Wednesday, June 22, 2011

UPDATED, JULY 3: Foster care in Texas: The issue in the spanking case isn’t spanking

See the update at the end of this post

            Now making its way up the media food chain, via multiple blogs, is the story of the mother in Corpus Christi, Texas, sentenced to five years probation for spanking her child.  Unfortunately, much of the discussion has been simply a rehash of the tired debate over spanking.

            The real issues are consigning children to foster care over a spanking, and a judge who went well beyond so-called judicial activism all the way to judicial vigilantism.

            The original news story is anything but clear about all aspects of this case.  But according to that story:

            ●Last December, a mother named Rosalina Gonzales spanked her nearly-two-year-old daughter, apparently with an open hand on the child’s buttocks. 

            ●The spanking left red marks, so the child’s paternal grandmother took the child to the local children’s hospital to be examined.  The hospital reported Gonzales to authorities.

            ●It was apparently at this point that the child was taken away and placed with the grandmother.  Gonzales does not have custody of her two other children either, but it is not clear if those children were taken away at the same time.

            ●Gonzales also was arrested and charged with a felony.

            This all came to light on June 15, when she accepted a plea deal and was sentenced. 

She was sentenced to five years probation.  She also will have to jump through every hoop imposed by Texas Child Protective Services, take a parenting class (of course) and, just to add a little extra insult to all the injury, pay $50 (which she almost certainly can’t afford)  to the local “children's advocacy center.”

Cameras are allowed in Texas criminal courts.  The news story shows Gonzales stepping forward to be lectured by Judge Jose Longoria.  It is at this point, that the judge rewrote Texas law, declaring that:

You don't spank children today.  In the old days, maybe we got spanked, but there was a different quarrel.

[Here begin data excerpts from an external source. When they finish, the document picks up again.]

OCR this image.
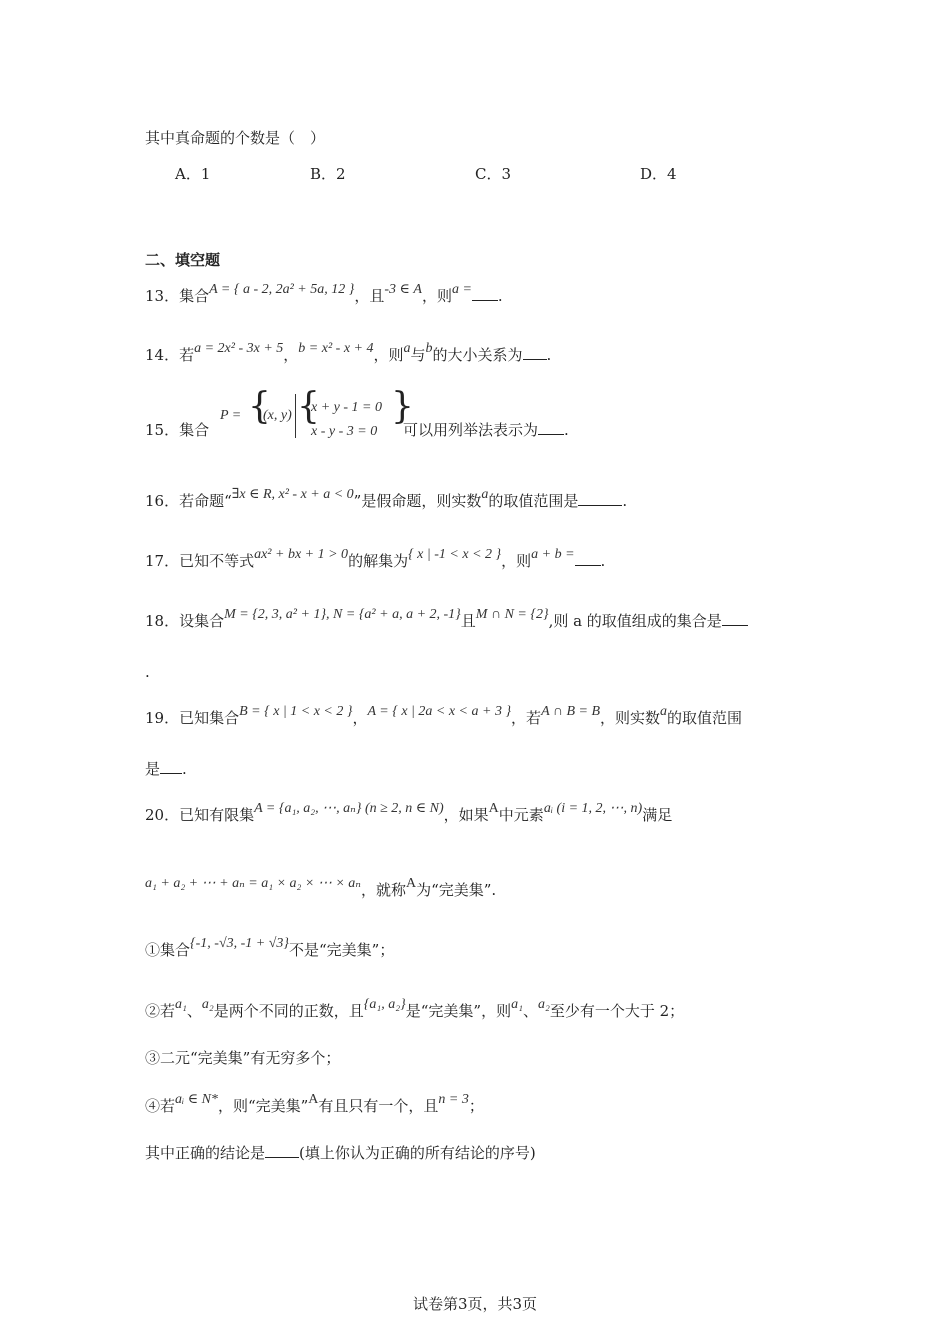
其中真命题的个数是（　）
A．1	B．2	C．3	D．4
二、填空题
13．集合A = { a - 2, 2a² + 5a, 12 }，且-3 ∈ A，则a = .
14．若a = 2x² - 3x + 5，b = x² - x + 4，则a与b的大小关系为 .
15．集合
P = {
(x, y) {
x + y - 1 = 0
x - y - 3 = 0
}
可以用列举法表示为 .
16．若命题“∃x ∈ R, x² - x + a < 0”是假命题，则实数a的取值范围是	.
17．已知不等式ax² + bx + 1 > 0的解集为{ x | -1 < x < 2 }，则a + b = .
18．设集合M = {2, 3, a² + 1}, N = {a² + a, a + 2, -1}且M ∩ N = {2},则 a 的取值组成的集合是
.
19．已知集合B = { x | 1 < x < 2 }，A = { x | 2a < x < a + 3 }，若A ∩ B = B，则实数a的取值范围
是 .
20．已知有限集A = {a₁, a₂, ⋯, aₙ} (n ≥ 2, n ∈ N)，如果A中元素aᵢ (i = 1, 2, ⋯, n)满足
a₁ + a₂ + ⋯ + aₙ = a₁ × a₂ × ⋯ × aₙ，就称A为“完美集”.
①集合{-1, -√3, -1 + √3}不是“完美集”；
②若a₁、a₂是两个不同的正数，且{a₁, a₂}是“完美集”，则a₁、a₂至少有一个大于 2；
③二元“完美集”有无穷多个；
④若aᵢ ∈ N*，则“完美集”A有且只有一个，且n = 3；
其中正确的结论是 (填上你认为正确的所有结论的序号)
试卷第3页，共3页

You don't spank children. You understand?

Gonzales meekly replies: "Yes, sir."

In fact, Texas law does not prohibit all spanking.  No state bans all spanking.  Judge Longoria was simply making it up as he went along – something one might have thought Gonzales’ lawyer would have pointed out.  But then, if she could afford a lawyer who would point that out, she’d almost certainly never have been standing in that courtroom at all.  Middle-class parents don’t get arrested for spanking their children on the rear with an open hand.  That’s part of the special justice system we reserve for poor people.


I would hope even those against all spanking would acknowledge that there are worse things one can do to children – and high on that list is taking the children away and consigning them to foster care.  Even removal to another relative, as in this case, is a severe emotional blow. 

Opponents of spanking often say it “sends the wrong message” to children.  Well, here’s the message a young child is likely to get from being taken from her or his mother in a case like this: “I must have done something wrong.  That’s why I’m being punished by having my mom taken away from me.”  Great message.

It’s that kind of emotional trauma that helps explain things like those massive studies involving more than 15,000 typical cases, which found that children left in their own homes fared better even than comparably-maltreated children placed in foster care. 

That doesn’t mean no child ever should be removed from the home.  But it does mean the threshold should be a lot higher than it apparently was in this case.  And it should be a lot higher than it is for the thousands of poor families who lose their children when family poverty is confused with neglect, as described in this excellent New York Times essay, which I’ve highlighted before on this Blog.  The essay raises the same issue as this case: turning personal child-rearing preferences into law and then imposing that law on poor people.

Of course Texas CPS is almost certain to say there were other reasons for taking the children. But their track record, as seen in this previous post to this Blog, does not inspire one to take them at their word.

The other issue, of course, is the judge making up his own law and imposing it on someone who couldn’t fight back.  Those who think spanking should be illegal should be working to persuade their legislators to change the law, not acting as vigilantes from the bench.

UPDATE, JULY 3: The Corpus Cristi Caller Times reports that CPS claims the child had suffered abuse significantly more serious than a spanking and the mother had a prior record of physical abuse.

Let’s assume that CPS is right (while also noting how, somehow, all those concerns about “confidentiality” evaporate when disclosure is in the agency’s interest). That still doesn’t deal with the heart of the problem: a judge who issued a decree that any and all spanking is illegal in any case.

Had the judge said to the mother: “Yes, it is legal to spank children in Texas, but what you did goes far beyond a spanking and far beyond what is permitted by law” there would be no issue, no story, no controversy.

But he didn’t.  What he said was: “You don't spank children today.  In the old days, maybe we got spanked, but there was a different quarrel. You don't spank children. You understand?

That’s just as wrong now as it was when he said it.